– Мысль сия не нова, – отрезал я. – Цивилизация противостоит хаосу, но как боги для уничтожения гигантов не могли обойтись без грубой силы смертных людей, так и праведнейшие цари вынуждены прибегать к насилию, не в силах совладать с варварами кодексами.

– О, да! – воскликнул он. – Вопрос только в том, кто из противников есть варвар. Чаще всего это определяют последующие историки. Но проигравшие историй не пишут.


В последующие за тем недели мы под землёй обошли все стороны сложившего свои крылья исполина, везде натыкаясь на матёрый известняк, с которого предшественники тщательно сбили остатки всех начертаний, где таковые имелись.

– Что скажете? – спросил я как-то вечером Карно, когда мы наблюдали закат на фоне равнодушного лика каменного чудовища.

Карно поджал губы:

– Мегемет Али может разочароваться в негоцианте Хлебникове, на которого выписан фирман. В нём сказано, что находки подлежат паше по праву первого выкупа. А у нас их нет. Могут подумать, что мы утаили найденное. Здесь редкий дурак уходит с пустыми руками. А давайте свезём отсюда всего Сфинкса целиком? Кому лицо, а кому зад – разыграем в орлянку.

Хвост пыли от летящего кометой скакуна не дал мне съёрничать в ответ и заставил обоих нас схватиться за трубы. Но то мчал Прохор, по-казацки пригнувшись к шее гнедого красавца кохейлана, на лбу которого между разными побрякушками и стразами висел голубой камень против сглазки, или cattivo occhio, как называют её левантийцы.

– Хаим снялся с постоя и исчез! – крикнул он. – Собирайтесь.

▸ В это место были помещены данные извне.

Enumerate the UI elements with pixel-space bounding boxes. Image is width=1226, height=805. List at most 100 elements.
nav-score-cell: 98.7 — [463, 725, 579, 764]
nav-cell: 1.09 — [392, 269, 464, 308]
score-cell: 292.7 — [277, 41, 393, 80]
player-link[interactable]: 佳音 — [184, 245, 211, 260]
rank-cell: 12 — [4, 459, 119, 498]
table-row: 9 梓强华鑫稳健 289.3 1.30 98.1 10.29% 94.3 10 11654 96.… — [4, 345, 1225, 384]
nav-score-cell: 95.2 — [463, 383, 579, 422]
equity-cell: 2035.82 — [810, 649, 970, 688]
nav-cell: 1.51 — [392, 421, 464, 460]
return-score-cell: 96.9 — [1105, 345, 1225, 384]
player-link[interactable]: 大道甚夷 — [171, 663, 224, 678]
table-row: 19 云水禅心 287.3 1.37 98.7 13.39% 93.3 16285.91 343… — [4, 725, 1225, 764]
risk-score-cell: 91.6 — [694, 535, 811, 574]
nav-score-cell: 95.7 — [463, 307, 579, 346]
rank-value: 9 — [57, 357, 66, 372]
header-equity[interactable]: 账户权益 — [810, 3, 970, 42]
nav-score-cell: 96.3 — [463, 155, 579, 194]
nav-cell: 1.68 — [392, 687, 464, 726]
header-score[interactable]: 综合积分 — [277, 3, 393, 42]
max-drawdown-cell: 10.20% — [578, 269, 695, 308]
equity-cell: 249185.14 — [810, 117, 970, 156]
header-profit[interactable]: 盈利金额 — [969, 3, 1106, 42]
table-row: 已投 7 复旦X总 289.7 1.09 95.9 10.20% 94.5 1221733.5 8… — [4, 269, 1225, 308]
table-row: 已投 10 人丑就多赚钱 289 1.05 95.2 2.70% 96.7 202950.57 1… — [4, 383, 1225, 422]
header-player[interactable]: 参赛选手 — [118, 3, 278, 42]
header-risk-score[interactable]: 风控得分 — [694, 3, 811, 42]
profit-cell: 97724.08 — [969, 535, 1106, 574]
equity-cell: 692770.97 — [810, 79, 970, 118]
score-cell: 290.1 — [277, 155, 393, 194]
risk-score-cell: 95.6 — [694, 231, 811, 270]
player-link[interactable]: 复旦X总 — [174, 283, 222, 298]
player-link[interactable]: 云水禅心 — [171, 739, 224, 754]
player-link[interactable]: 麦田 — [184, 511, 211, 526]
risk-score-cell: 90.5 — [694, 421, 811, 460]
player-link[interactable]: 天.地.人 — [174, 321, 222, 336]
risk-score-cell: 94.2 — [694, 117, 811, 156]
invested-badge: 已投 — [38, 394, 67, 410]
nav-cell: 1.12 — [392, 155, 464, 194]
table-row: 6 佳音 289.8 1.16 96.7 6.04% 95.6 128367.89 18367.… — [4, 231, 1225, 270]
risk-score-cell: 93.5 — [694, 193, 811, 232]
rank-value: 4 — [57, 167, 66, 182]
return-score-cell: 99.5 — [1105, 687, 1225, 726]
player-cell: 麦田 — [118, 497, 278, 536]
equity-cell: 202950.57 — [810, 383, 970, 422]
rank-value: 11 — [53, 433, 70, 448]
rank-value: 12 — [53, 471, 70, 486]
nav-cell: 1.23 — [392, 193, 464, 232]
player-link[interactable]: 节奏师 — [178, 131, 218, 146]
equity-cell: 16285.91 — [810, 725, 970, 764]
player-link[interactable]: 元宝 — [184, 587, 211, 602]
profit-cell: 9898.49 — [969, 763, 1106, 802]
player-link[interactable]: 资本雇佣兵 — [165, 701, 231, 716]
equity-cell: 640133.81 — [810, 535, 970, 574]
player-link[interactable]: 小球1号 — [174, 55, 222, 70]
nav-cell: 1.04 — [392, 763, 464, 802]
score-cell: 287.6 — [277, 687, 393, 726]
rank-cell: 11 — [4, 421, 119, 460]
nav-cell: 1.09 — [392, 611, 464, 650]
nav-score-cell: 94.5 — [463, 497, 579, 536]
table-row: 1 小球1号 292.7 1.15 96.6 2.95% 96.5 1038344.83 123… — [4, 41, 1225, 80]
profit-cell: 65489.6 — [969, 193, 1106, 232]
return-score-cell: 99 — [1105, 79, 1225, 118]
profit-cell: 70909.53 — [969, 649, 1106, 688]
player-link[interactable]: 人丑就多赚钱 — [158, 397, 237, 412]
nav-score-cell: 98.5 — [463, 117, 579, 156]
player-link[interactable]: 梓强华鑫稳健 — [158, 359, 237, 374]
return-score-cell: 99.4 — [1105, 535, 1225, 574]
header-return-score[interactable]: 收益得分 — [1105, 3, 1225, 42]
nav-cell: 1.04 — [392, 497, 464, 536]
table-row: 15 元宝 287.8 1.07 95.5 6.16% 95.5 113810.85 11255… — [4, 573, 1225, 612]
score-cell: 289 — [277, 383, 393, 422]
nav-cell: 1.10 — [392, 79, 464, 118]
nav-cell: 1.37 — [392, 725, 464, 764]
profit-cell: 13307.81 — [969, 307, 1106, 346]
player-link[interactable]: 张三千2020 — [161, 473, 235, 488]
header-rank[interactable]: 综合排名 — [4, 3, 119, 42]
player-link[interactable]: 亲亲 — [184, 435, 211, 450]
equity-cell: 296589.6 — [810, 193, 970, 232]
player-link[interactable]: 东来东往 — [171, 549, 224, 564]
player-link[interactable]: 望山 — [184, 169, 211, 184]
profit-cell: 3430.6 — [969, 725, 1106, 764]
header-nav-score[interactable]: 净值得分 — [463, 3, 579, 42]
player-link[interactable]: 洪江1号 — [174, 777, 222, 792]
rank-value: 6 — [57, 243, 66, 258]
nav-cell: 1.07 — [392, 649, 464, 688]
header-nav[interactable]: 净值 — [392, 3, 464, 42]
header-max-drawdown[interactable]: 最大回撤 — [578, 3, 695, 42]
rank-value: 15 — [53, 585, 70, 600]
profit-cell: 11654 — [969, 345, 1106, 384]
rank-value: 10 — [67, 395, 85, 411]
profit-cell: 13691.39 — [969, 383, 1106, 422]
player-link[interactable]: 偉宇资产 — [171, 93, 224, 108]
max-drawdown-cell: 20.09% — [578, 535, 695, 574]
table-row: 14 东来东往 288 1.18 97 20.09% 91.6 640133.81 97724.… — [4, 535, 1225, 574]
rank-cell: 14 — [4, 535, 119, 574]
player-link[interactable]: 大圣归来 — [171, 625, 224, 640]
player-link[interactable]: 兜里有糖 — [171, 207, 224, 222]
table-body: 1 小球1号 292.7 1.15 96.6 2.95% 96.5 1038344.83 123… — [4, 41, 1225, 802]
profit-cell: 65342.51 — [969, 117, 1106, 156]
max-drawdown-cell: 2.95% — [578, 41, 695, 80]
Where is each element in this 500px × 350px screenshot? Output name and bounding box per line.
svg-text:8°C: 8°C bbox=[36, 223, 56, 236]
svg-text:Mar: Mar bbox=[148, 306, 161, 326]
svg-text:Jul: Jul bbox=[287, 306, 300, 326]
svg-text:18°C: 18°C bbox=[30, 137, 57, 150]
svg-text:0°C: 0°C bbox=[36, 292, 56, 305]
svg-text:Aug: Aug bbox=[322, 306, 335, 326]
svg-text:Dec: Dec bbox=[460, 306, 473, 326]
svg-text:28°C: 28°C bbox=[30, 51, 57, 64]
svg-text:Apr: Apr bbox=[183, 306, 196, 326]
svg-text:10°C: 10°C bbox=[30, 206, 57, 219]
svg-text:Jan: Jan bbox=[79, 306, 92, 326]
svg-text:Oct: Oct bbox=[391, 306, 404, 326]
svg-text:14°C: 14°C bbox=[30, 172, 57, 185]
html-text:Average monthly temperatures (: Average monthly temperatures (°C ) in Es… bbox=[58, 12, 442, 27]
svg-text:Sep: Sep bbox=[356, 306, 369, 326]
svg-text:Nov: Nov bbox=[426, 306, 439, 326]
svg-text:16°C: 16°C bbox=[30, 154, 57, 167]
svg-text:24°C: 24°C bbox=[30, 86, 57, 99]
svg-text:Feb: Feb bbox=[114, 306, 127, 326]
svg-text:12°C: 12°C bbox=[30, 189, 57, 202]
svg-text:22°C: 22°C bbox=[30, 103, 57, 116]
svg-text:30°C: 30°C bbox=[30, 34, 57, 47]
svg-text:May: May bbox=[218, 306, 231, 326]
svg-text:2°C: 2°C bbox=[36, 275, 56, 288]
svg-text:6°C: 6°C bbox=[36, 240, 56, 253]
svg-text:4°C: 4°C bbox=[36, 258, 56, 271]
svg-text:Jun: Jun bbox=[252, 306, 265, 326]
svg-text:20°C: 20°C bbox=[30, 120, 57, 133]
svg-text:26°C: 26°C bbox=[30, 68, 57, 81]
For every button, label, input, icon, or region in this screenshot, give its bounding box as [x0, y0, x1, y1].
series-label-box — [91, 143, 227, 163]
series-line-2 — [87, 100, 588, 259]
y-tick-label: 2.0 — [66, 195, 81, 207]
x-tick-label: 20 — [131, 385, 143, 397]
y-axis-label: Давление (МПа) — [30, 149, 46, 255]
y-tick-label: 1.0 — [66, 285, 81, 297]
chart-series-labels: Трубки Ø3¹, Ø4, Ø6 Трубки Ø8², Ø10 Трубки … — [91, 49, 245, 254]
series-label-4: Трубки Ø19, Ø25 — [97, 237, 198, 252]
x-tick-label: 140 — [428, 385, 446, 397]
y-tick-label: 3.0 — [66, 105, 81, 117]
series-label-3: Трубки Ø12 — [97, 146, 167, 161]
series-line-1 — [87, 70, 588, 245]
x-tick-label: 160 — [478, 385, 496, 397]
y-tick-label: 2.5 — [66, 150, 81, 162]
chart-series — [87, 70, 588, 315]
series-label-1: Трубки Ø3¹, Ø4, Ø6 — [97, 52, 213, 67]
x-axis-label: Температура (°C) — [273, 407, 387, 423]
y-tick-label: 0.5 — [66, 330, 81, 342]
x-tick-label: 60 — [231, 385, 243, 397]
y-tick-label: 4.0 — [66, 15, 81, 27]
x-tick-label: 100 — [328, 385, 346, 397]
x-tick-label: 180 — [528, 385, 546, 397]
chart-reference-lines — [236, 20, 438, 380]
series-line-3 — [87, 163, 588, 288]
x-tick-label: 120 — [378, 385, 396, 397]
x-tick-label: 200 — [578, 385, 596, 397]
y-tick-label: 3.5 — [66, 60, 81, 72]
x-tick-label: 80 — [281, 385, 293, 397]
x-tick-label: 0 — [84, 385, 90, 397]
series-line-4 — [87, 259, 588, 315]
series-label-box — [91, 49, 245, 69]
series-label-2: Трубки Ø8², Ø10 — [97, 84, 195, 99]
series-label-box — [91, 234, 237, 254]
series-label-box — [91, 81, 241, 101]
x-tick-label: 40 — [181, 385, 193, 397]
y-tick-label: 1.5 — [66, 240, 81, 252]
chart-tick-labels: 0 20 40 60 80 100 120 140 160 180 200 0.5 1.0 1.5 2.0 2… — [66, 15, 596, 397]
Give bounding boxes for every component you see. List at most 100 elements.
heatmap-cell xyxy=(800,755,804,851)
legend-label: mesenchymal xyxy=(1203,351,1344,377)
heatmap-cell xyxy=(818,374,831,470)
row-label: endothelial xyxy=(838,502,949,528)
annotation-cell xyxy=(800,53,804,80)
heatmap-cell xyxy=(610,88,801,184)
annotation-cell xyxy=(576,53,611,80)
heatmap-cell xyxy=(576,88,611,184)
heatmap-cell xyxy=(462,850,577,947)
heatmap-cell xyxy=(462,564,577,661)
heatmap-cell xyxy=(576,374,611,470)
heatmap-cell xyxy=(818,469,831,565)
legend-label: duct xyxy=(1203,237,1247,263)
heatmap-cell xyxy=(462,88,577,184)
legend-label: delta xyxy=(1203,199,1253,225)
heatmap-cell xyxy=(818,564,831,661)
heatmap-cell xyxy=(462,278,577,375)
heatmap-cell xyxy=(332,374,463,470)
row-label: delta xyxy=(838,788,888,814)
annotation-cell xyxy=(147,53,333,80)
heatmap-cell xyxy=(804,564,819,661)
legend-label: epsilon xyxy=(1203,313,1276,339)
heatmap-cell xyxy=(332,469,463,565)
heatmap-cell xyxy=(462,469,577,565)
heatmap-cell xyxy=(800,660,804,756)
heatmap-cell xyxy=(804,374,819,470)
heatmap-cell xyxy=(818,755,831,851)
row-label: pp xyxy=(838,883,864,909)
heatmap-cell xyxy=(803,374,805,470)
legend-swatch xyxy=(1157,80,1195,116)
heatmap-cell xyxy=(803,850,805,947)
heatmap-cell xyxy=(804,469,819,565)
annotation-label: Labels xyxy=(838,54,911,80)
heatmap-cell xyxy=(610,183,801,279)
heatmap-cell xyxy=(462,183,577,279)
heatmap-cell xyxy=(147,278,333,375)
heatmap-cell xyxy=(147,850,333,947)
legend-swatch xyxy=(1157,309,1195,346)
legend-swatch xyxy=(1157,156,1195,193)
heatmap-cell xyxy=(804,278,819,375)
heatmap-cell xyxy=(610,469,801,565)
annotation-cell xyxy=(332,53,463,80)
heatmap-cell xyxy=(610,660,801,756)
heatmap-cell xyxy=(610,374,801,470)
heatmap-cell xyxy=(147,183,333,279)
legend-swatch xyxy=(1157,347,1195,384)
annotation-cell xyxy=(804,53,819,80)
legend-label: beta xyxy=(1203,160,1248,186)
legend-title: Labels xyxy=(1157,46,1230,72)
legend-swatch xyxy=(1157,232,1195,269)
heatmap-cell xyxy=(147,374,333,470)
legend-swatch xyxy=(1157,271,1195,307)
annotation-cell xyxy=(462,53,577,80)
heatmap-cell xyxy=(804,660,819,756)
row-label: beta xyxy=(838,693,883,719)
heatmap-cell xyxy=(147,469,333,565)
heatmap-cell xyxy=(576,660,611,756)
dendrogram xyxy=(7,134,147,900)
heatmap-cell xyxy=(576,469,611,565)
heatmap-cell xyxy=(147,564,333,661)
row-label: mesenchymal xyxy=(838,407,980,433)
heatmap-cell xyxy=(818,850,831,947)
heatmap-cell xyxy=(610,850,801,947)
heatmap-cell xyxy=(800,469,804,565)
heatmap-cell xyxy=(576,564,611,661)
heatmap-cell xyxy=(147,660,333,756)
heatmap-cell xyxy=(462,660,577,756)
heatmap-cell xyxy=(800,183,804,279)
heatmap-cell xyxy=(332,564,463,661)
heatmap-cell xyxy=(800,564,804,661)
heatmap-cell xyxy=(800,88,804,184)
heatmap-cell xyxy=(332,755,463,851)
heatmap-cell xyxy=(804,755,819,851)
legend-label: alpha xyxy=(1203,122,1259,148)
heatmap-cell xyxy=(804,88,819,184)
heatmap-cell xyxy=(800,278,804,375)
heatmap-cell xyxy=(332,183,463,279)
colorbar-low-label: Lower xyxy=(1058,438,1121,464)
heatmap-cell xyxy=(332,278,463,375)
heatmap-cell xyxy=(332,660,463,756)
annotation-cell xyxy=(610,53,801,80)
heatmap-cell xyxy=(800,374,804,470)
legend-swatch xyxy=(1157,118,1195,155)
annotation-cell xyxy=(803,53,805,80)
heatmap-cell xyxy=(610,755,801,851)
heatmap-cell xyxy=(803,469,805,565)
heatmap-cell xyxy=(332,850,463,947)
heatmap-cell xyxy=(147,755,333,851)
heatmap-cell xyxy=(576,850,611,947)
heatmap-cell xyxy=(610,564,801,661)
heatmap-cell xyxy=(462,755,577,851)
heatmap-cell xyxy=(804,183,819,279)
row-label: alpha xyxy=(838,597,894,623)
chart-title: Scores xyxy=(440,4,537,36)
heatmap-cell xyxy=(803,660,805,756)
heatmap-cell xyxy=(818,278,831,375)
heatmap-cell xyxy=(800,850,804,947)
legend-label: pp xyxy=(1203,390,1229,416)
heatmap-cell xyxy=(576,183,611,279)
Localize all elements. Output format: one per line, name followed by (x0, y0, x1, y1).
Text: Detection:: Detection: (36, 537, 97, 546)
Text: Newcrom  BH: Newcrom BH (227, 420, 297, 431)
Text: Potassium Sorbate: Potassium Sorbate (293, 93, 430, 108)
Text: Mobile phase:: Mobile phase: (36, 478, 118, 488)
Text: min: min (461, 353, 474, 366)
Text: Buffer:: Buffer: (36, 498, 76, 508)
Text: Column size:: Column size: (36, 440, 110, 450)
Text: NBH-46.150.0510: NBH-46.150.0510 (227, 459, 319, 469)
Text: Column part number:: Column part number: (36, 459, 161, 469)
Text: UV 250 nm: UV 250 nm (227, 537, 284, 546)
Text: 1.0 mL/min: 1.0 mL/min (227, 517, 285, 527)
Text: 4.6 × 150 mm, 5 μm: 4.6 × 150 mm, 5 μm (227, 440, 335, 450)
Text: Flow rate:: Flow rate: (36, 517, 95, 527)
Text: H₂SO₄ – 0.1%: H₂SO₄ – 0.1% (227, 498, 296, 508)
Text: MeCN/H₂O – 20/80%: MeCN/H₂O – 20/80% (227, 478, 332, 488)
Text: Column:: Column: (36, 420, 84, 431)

Решение никто не оспаривал, волею вещей складывалось так, что мы обязаны догнать и обчистить беглецов. Верблюды наши, однако не обладали резвым аллюром. По счастью, Прохор, предвидя это, отдал распоряжения надзирателям вызнать если не путь, то хотя бы направление бегства.

– И так понятно, что конечный их пункт – Дамаск, – пытался успокоить я всех. – Если не нагоним сразу, попросту двинемся туда.

– Попросту? – взвился Карно. – У меня другие планы, мой друг, кроме того, грабить в городе хлопотно, да и рукописи могут перепрятать – ищи потом. Нет, наш шанс только в пустыне.

Соглядатаи Прохора проследили беглецов до самых дальних окраин, но мы никак не могли решить, какой путь – по морю или по суше избрали те.

– Они двинутся пешком, – процедил Карно, щурясь в пыльную даль. – Их мало. С ними проводник из местных.

– Морем, – предположил я, – безопаснее. – Если они сговорились с корабельщиком заранее, то, имея фору, останутся вне досягаемости для преследователей на всё время пути, в котором могут спокойно заниматься документами.

– Как они могли сговориться заранее? Он не мог знать, когда отыщет последний нужный ему манускрипт.

– Телеграф, – ответил я, показав на крылатую вышку на далёком холме из песчаника.

– Ваш семьдесят третий никогда, – медленно проговорил француз, – не станет рисковать в море такими ценностями.

– Сейчас море спокойно, – возразил я.

– Пустыня! – рявкнул он, но потом смягчился. – И караванный путь на Газу только один.

Сетуя на его беспримерное упрямство, но не имея возразить, я только со злобой стегнул коня.

К закату первого дня пути мы получили, наконец, долгожданное подтверждение того, что небольшой отряд сменил бесполезных лошадей на верблюдов и спешно покинул последнюю перед пустыней деревню. Они опережали нас на пять или шесть часов. Прохор потребовал дать лошадям отдых, прежде чем ночью мы двинулись следом. Карно объявил, что бессмысленно пытаться догнать верблюда на верблюде и предложить использовать превосходство в скорости коней, чтобы настигнуть беглецов не позднее следующего ночлега, иначе лошади полягут и не смогут более скакать. Воды и припасов взяли мы только на двое суток, и в лунном свете снова пустились в погоню.